What beam frame is built for
Beam frame variants serve standard chemical T11 cargoes where the operator has chosen weight optimisation over additional crash protection. The cylinder still sits inside an ISO 1CC frame footprint with corner castings at the four upper and four lower corners, but the side framing is reduced to longitudinal beams rather than full sheet panels.
Construction and materials
316L stainless cylinder identical to a full-collar T11. The frame uses longitudinal Cor-Ten or Q345D/E36 weathering-steel beams between the corner castings, with diagonal bracing for stiffness and the standard top and bottom corner-casting interfaces (ISO 1161). The cylinder is exposed on the sides rather than concealed behind sheet panels. Tare drops to 3,500 to 3,900 kg from the typical 4,000 kg of a full-collar T11.

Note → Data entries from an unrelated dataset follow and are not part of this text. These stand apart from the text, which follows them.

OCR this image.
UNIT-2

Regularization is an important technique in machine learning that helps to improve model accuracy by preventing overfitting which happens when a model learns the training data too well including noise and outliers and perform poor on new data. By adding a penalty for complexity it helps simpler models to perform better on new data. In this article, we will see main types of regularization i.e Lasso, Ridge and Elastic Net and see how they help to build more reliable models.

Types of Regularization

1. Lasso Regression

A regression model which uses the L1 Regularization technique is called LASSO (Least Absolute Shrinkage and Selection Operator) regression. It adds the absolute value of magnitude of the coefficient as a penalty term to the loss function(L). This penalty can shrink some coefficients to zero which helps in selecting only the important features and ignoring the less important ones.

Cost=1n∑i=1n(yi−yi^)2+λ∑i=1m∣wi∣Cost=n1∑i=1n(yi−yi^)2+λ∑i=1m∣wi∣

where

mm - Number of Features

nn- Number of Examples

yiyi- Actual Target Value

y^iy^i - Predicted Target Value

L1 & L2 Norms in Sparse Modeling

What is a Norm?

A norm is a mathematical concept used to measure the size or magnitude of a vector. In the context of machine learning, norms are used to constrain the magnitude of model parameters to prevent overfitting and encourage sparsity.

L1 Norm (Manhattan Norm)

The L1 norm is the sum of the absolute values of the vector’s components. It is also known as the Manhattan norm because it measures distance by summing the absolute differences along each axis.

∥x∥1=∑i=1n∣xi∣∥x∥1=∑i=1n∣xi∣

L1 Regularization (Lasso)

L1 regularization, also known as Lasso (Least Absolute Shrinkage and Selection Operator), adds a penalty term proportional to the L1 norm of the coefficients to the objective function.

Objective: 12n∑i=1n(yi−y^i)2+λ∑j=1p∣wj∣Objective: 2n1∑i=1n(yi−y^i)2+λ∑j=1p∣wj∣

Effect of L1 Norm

When beam frame is the right choice
Beam frame is the right tank for operators with established cargo profiles where the cylinder doesn’t need full sheet protection (relatively gentle handling, contained route history). The 200 to 400 kg of tare savings translates into 200 to 400 kg of additional payload, which is meaningful on dense-cargo routes where the weight cap binds before the volume cap.

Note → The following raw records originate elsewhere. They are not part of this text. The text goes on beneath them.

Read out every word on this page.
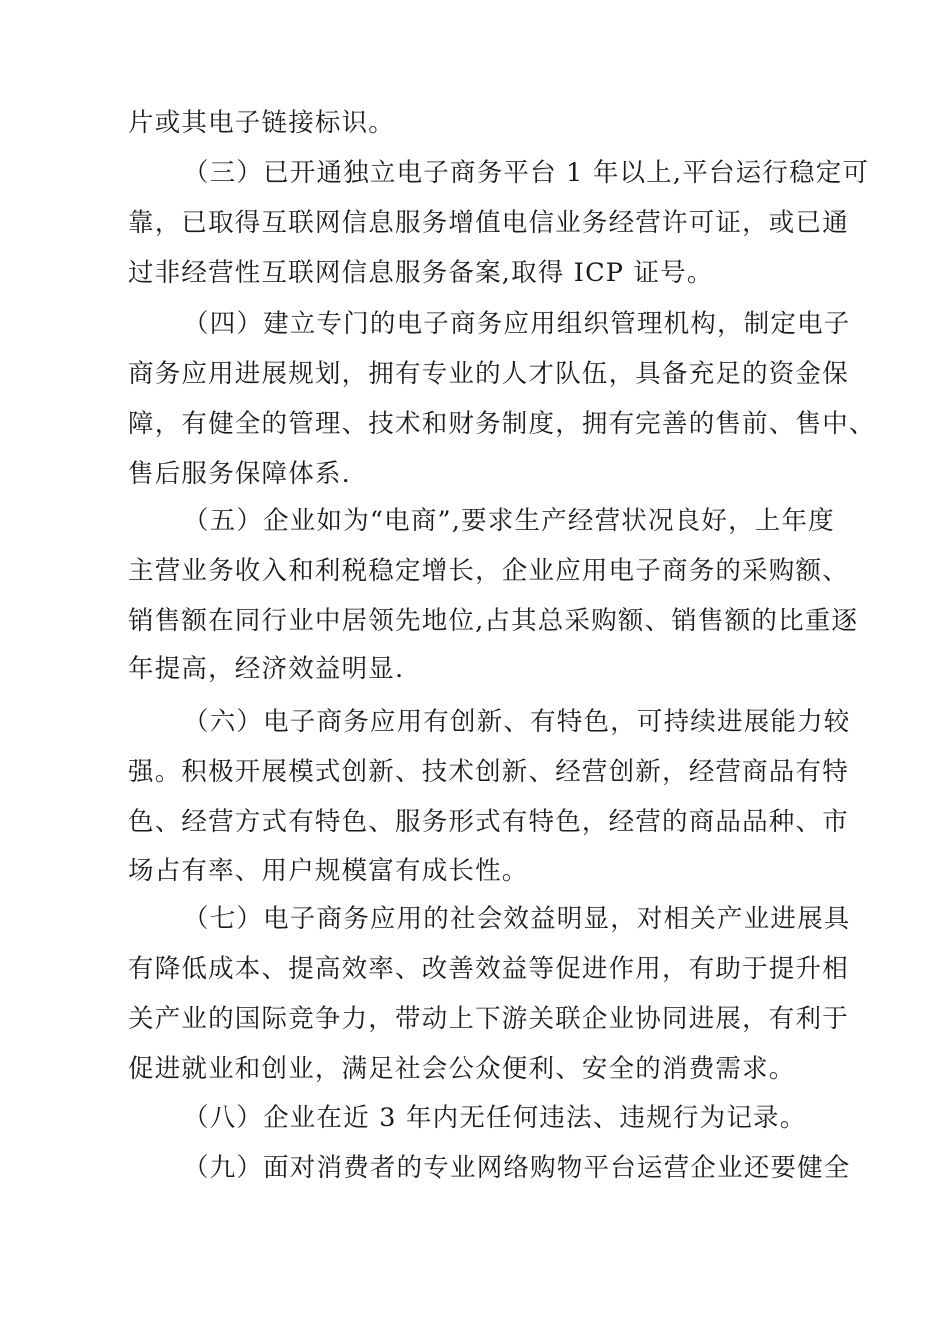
片或其电子链接标识。
（三）已开通独立电子商务平台 1 年以上,平台运行稳定可
靠，已取得互联网信息服务增值电信业务经营许可证，或已通
过非经营性互联网信息服务备案,取得 ICP 证号。
（四）建立专门的电子商务应用组织管理机构，制定电子
商务应用进展规划，拥有专业的人才队伍，具备充足的资金保
障，有健全的管理、技术和财务制度，拥有完善的售前、售中、
售后服务保障体系.
（五）企业如为“电商”,要求生产经营状况良好，上年度
主营业务收入和利税稳定增长，企业应用电子商务的采购额、
销售额在同行业中居领先地位,占其总采购额、销售额的比重逐
年提高，经济效益明显.
（六）电子商务应用有创新、有特色，可持续进展能力较
强。积极开展模式创新、技术创新、经营创新，经营商品有特
色、经营方式有特色、服务形式有特色，经营的商品品种、市
场占有率、用户规模富有成长性。
（七）电子商务应用的社会效益明显，对相关产业进展具
有降低成本、提高效率、改善效益等促进作用，有助于提升相
关产业的国际竞争力，带动上下游关联企业协同进展，有利于
促进就业和创业，满足社会公众便利、安全的消费需求。
（八）企业在近 3 年内无任何违法、违规行为记录。
（九）面对消费者的专业网络购物平台运营企业还要健全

When beam frame is the wrong choice
Beam frame is the wrong tank for routes with rough handling (some Asian inland routes, certain transhipment operations) where the cylinder benefits from full-collar protection. It is also the wrong tank for operators whose maintenance economics work better with the standardised full-collar frame; mixing beam-frame and full-collar tanks in one fleet adds operational complexity.
How a beam frame booking is verified
Pre-loading inspection covers the standard plate stack and the cylinder-condition check (more visible on a beam-frame tank because the cylinder is exposed). Operator history confirms route profiles that suit the lighter frame.